Help Center/ MapReduce Service/ User Guide/ MRS Cluster O&M/ MRS Cluster Alarm Handling Reference/ ALM-12014 Device Partition Lost (For MRS 2.x or Earlier)
Updated on 2024-09-23 GMT+08:00

ALM-12014 Device Partition Lost (For MRS 2.x or Earlier)

Description

This alarm is generated when the system detects that a partition to which service directories are mounted is lost (because the device is removed or goes offline, or the partition is deleted).
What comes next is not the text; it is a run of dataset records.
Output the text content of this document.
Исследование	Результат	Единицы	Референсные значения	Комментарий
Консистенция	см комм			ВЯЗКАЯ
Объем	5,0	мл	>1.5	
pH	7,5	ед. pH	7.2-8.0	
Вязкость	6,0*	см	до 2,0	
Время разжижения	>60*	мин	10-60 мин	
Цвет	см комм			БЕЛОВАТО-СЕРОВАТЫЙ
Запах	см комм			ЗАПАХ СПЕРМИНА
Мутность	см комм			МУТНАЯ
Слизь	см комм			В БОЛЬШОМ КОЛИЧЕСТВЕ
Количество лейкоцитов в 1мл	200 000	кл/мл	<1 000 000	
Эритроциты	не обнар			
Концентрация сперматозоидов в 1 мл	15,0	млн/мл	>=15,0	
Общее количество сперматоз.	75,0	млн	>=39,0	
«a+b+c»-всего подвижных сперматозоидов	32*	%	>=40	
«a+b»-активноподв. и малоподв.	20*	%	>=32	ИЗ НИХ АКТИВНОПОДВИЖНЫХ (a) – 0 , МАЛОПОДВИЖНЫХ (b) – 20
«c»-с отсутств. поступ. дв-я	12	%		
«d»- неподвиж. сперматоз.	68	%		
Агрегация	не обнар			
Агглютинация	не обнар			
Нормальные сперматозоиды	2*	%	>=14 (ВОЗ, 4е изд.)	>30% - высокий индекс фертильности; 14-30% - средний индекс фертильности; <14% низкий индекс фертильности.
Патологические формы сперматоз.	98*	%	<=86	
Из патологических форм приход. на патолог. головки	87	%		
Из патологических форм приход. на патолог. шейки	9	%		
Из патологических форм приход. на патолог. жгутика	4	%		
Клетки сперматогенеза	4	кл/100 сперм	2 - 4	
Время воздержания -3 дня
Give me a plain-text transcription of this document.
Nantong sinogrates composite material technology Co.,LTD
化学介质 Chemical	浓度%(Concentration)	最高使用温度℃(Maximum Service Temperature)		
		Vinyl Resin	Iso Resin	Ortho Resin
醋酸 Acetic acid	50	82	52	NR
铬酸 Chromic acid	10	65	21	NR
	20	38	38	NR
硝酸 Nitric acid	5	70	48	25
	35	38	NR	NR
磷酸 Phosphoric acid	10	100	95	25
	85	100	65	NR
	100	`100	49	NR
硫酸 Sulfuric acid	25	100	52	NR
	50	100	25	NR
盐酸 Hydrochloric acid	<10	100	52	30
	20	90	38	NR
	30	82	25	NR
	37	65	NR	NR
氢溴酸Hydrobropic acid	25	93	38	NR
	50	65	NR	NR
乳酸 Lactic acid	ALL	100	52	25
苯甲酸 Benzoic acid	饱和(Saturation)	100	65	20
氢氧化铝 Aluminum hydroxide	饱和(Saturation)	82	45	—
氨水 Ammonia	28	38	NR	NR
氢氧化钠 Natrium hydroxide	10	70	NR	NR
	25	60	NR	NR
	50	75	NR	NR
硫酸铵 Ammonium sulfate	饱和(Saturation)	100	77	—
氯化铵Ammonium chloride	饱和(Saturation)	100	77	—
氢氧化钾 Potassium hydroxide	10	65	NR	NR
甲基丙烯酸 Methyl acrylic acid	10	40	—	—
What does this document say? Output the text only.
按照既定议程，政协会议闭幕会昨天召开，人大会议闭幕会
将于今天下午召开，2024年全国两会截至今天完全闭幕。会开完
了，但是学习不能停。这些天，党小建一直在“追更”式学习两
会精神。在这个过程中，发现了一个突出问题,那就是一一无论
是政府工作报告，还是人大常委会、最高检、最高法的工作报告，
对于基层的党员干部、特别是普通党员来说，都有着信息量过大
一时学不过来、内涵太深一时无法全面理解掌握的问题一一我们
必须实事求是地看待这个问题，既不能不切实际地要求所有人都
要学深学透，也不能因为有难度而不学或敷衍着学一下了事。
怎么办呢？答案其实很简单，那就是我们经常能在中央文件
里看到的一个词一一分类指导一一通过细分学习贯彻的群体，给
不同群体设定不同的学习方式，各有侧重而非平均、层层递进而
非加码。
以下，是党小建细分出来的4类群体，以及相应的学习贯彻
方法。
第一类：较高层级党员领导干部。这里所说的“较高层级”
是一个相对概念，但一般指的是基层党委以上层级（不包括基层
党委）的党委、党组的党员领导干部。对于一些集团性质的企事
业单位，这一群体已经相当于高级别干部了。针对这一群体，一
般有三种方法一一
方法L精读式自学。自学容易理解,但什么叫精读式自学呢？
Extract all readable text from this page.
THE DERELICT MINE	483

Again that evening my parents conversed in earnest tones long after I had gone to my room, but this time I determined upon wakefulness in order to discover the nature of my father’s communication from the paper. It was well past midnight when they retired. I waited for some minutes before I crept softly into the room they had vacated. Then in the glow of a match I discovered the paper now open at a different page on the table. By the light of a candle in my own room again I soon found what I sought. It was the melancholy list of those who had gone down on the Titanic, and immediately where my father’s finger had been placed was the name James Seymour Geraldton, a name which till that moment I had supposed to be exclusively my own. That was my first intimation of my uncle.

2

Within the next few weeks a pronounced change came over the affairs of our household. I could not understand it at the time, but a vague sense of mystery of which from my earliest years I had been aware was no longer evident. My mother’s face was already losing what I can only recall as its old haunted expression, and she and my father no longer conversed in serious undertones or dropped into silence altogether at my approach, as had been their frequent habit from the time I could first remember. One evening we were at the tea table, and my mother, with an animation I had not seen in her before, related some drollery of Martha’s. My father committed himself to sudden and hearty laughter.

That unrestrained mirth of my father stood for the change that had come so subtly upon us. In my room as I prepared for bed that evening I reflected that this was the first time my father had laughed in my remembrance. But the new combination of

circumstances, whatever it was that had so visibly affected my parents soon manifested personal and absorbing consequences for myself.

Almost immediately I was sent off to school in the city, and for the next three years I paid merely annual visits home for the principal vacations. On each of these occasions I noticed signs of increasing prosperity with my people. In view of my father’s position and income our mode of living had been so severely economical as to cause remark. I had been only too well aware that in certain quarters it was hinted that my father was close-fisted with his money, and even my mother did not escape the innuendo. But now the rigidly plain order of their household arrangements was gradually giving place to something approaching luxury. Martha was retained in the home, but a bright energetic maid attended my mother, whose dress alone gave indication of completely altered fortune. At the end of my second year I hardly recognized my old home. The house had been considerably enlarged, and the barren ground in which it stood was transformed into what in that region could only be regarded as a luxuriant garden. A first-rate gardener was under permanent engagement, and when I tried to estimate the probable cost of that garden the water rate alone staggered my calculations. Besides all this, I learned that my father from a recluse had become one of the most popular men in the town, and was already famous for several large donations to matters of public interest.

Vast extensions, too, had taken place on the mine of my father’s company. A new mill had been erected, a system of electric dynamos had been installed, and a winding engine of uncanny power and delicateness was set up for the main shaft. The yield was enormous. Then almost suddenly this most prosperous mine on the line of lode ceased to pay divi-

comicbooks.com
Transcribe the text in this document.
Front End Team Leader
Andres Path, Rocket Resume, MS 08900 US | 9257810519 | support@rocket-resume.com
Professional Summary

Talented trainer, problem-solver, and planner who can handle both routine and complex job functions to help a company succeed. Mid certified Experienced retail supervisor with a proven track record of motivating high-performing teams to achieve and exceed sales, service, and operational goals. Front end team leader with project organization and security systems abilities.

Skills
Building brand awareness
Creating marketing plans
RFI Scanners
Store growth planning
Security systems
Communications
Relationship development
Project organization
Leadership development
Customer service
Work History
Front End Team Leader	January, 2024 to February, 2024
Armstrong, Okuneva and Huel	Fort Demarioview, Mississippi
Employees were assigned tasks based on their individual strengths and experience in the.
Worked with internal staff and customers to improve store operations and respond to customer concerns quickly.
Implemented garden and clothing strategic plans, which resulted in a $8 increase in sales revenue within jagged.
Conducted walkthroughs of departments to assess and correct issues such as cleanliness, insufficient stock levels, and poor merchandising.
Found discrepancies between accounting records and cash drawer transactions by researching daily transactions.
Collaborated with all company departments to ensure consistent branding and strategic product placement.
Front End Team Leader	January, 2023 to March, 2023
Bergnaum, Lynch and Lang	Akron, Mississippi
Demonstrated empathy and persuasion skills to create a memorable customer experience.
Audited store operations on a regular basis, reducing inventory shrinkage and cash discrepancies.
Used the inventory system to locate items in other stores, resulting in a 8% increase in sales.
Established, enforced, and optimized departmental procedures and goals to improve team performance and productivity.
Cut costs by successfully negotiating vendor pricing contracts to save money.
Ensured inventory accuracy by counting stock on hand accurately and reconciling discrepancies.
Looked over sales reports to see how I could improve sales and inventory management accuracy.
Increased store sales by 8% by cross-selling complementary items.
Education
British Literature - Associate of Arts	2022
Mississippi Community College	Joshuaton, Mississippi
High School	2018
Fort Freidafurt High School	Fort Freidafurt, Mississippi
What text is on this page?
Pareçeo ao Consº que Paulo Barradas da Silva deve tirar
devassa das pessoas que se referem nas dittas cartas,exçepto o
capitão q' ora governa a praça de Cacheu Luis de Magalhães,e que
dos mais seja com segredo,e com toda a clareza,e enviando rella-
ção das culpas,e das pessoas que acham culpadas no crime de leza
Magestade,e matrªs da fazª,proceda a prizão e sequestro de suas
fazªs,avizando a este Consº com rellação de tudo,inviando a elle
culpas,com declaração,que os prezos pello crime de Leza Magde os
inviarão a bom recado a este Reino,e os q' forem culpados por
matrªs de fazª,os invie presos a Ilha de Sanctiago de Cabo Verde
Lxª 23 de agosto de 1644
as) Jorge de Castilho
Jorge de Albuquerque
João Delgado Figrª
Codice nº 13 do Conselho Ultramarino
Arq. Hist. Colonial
The system checks the partition status periodically.

Attribute

Alarm ID

Alarm Severity

Auto Clear

12014

Major

  • Yes: MRS 1.9.3.10 and later patch versions
  • No: MRS 2.x and earlier versions

Parameters

Parameter

Description

ServiceName

Specifies the service for which the alarm is generated.

RoleName

Specifies the role for which the alarm is generated.

HostName

Specifies the host for which the alarm is generated.

DirName

Specifies the directory for which the alarm is generated.

PartitionName

Specifies the device partition for which the alarm is generated.

Impact on the System

Service data fails to be written into the partition, and the service system runs abnormally.

Possible Causes

  • The disk is removed.
  • The disk is offline, or a bad sector exists on the disk.

Procedure

  1. Go to the MRS cluster details page and choose Alarms.
  2. In the real-time alarm list, click the row that contains the alarm.
  3. In the Alarm Details area, obtain the values of HostName, PartitionName, and DirName from Location.
  4. Check whether the disk corresponding to PartitionName on HostName is inserted to the correct server slot.

    • If yes, go to 5.
    • If no, go to 6.

  5. Contact hardware engineers to remove the faulty disk.
  6. Use PuTTY to log in to the HostName node where an alarm is reported and check whether there is a line containing DirName in the /etc/fstab file.

    • If yes, go to 7.
    • If no, go to 8.

  7. Run the vi /etc/fstab command to edit the file and delete the line containing DirName.
  8. Contact hardware engineers to insert a new disk. For details, see the hardware product document of the relevant model. If the faulty disk is in a RAID group, configure the RAID group. For details, see the configuration methods of the relevant RAID controller card.
  9. Wait 20 to 30 minutes (The disk size determines the waiting time), and run the mount command to check whether the disk has been mounted to the DirName directory.

    • If yes, perform 10 for MRS 1.9.3.10 or later. For other versions, clear the alarm. No further action is required.
    • If no, perform 11.

  10. Wait 2 minutes and check whether the alarm is automatically cleared.

    • If yes, no further action is required.
    • If no, perform 11.

  11. Collect fault information.

    1. On MRS Manager, choose System > Export Log.
    2. Contact the O&M engineers and send the collected logs.

Alarm Clearing

MRS 1.9.3.10 and later patch versions: After the fault is rectified, the system automatically clears the alarm.

MRS 2.x and earlier versions: After the fault is rectified, the system does not automatically clear the alarm. You need to clear the alarm.

Reference

None